Employers must allow all Muslim women to wear headscarves and traditional clothing to work, Prime Minister Hun Sen said yesterday.
Addressing workers in Phnom Penh’s Meanchey district, Mr Hun Sen said he met Muslim women on a recent visit to Kampong Cham, who told him they faced discrimination from employers and were asked to wear uniforms that went against their faith.
He urged all private sector employers to allow women to cover their hair and dress in a culturally appropriate manner, saying the public sector and schools already permit the wearing of headscarves and conservative clothing.
Muslim women are also allowed to wear headscarves in photos for their passports and identity cards, he added.
“In their tradition they cannot show their neck or ears, or wear short clothes,” he said. “I would like all companies to allow Muslim women to dress how they want.”
Her Azimah, 26, said she and many other Muslim women struggle to find jobs where they don’t have to wear inappropriate attire.
“It is very difficult to find companies that allow us to wear headscarves and our usual clothes,” she said. “We have the ability to work but lose out because of our culture.”
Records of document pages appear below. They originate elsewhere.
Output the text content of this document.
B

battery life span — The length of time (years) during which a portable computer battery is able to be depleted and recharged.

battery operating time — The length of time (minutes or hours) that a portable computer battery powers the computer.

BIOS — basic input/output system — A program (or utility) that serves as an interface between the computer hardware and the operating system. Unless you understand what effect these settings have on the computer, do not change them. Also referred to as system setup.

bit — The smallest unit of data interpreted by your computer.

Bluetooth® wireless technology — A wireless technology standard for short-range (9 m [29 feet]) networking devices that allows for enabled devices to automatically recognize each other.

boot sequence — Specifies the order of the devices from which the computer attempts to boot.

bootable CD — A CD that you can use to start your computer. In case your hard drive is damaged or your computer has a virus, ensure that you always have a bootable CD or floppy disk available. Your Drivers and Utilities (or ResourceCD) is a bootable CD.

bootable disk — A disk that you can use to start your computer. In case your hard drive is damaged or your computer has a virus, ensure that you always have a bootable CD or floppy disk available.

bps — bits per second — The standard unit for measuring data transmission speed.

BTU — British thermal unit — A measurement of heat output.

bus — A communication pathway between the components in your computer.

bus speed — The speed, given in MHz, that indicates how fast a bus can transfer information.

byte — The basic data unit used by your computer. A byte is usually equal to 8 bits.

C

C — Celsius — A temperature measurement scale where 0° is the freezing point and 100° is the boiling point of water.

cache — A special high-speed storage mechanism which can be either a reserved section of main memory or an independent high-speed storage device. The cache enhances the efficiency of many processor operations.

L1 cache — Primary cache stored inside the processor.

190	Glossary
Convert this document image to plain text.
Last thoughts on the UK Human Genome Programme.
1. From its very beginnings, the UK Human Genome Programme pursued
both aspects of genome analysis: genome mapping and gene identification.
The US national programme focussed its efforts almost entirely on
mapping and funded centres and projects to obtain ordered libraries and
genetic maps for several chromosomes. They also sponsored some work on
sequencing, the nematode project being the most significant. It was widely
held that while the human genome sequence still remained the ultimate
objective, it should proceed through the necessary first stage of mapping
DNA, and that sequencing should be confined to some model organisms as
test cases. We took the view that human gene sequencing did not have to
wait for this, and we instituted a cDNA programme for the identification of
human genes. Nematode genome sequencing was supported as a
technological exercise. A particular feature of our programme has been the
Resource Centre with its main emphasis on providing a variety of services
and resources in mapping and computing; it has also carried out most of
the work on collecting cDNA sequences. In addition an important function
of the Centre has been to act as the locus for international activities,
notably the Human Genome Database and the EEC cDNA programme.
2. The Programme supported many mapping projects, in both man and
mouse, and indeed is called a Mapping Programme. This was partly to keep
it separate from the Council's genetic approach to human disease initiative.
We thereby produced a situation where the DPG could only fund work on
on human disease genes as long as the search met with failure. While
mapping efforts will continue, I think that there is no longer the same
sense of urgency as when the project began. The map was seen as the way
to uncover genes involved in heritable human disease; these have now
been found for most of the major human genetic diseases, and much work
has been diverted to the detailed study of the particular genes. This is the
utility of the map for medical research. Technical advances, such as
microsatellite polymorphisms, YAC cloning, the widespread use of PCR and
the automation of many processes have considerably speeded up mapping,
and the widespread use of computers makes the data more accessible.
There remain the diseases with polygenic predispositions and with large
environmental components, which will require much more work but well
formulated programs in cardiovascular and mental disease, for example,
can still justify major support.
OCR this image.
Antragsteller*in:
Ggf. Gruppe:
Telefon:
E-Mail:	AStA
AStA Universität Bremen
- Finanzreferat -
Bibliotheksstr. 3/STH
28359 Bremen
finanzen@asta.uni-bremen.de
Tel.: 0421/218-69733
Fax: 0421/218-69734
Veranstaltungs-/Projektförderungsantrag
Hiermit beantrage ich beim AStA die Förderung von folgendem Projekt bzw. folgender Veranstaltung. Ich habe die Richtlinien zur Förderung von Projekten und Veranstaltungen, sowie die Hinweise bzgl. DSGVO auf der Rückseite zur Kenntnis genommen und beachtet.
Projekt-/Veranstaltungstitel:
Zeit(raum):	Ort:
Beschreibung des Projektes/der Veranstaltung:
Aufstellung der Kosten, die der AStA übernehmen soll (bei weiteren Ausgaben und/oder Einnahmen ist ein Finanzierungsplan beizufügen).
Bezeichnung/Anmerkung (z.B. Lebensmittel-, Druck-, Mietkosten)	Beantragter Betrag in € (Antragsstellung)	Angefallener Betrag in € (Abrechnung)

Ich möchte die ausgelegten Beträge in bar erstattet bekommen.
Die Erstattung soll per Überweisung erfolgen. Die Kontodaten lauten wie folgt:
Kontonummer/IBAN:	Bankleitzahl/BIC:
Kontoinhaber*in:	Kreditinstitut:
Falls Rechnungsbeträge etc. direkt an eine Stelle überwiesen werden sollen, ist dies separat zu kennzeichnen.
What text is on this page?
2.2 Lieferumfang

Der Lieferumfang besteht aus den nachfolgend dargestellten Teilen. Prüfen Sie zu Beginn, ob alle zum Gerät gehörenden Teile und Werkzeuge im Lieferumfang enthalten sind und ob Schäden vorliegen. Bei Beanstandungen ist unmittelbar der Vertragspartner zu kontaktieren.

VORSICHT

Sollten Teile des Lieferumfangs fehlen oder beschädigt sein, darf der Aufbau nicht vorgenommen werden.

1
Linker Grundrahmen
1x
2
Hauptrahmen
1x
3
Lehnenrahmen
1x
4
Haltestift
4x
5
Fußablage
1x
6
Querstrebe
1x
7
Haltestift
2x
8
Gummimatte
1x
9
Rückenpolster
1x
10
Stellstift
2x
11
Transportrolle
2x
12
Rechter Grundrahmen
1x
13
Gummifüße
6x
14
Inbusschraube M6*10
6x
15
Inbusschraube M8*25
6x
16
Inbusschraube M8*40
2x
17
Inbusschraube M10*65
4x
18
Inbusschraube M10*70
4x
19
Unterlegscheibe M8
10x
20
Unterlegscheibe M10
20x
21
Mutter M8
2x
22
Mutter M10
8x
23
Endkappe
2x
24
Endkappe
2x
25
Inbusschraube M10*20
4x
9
Some women refuse to compromise their dress code for work, but others agree not to wear headscarves because they need to make a living, she added.
Los Rozak, deputy secretary of the Cambodia Muslim Youth Alliance, backed the government’s suggestion.
He said the banking sector, for example, often expects female employees to wear uniforms that include short skirts.
“We hope the government’s suggestion will lead to more jobs for Muslim women,” he said.
Labour Minister Ith Samheng yesterday published a notification to employers across the country, urging them to carry out the Prime Minister’s wishes and relax uniform requirements for women of Muslim faith.